Vom Einsatz der deutschen Sternsinger profitieren Kinder in anderen Ländern. In diesem Jahr steht Peru im Mittelpunkt der Aktion. Das Kindermissionswerk „Die Sternsinger“ bereitet Informationsmaterial vor, damit die Sternsinger nicht nur sammeln, sondern sich auch mit der Lebenssituation von Kindern in anderen Ländern auseinandersetzen. Und so werden auch bei den zwei Vorbereitungstreffen in Hollage nicht nur die Texte und Lieder eingeübt und zugeteilt, wer durch welche Straße zieht. Das Vorbereitungsteam bespricht mit den Kindern auch, für welchen Zweck das Geld gesammelt wird. „Die Vorbereitungstreffen sind nicht so schön, eher langweilig“, sagt Florian. Vielleicht sind er und seine Freunde einfach schon zu alt dafür. Sie sind immerhin schon in der siebten Klasse, die meisten Sternsinger dürften aus den vierten und fünften Jahrgängen kommen. In Hollage laufen die Heiligen Drei Könige noch von Tür zu Tür. In anderen Regionen lohnt das nicht mehr, da kommen die Sternsinger nur auf Bestellung, um ihren Segen am Eingang zu hinterlassen. 

Viele warten ungeduldig auf den Besuch

„20*C+M+B+19“ schreiben sie mit gesegneter Kreide. Die Zahlen stehen für das aktuelle Jahr, der Stern verweist auf den Stern von Betlehem, die Buchstaben erinnern einerseits an die Namen, die Legenden den Heiligen Drei Königen verpasst haben: Caspar, Melchior und Balthasar.
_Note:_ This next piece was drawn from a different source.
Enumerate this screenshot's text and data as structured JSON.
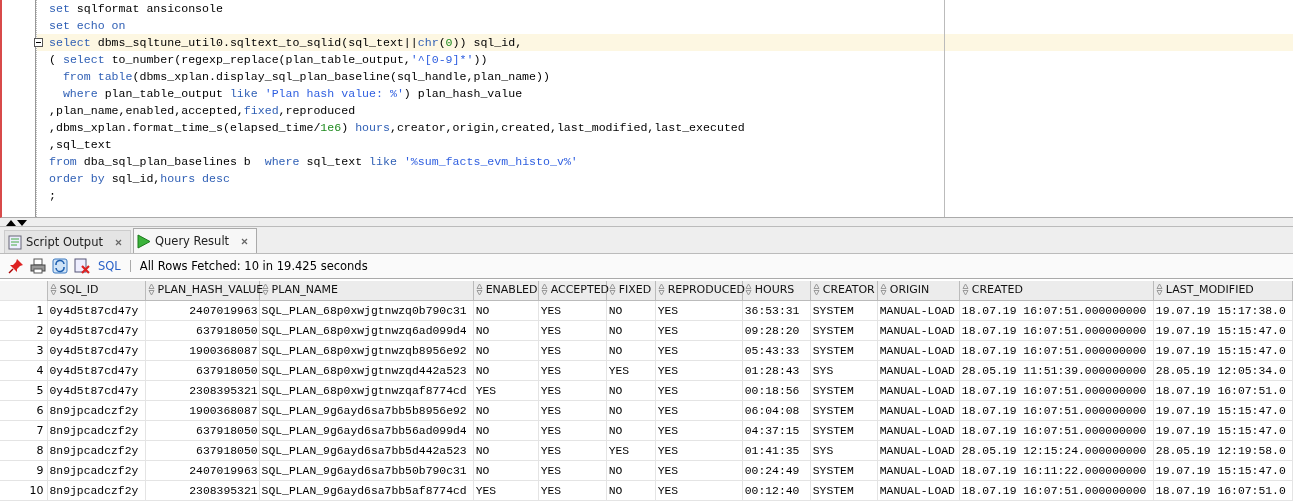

Sie stehen aber auch für einen lateinischen Satz: Christus mansionem benedicat. Übersetzt: Christus segne dieses Haus. Bene-dicere, das lateinische Wort für segnen, heißt wörtlich „Gutes sagen“. Darum geht es: den Menschen den Schutz und die Begleitung Gottes für das neue Jahr zusagen. Vielen ist dieser Segen wichtig, sie warten darauf, dass die Sternsinger endlich kommen. Manche rufen sogar bei ihrer Gemeinde an, wenn es bis zum Nachmittag noch nicht geklingelt hat.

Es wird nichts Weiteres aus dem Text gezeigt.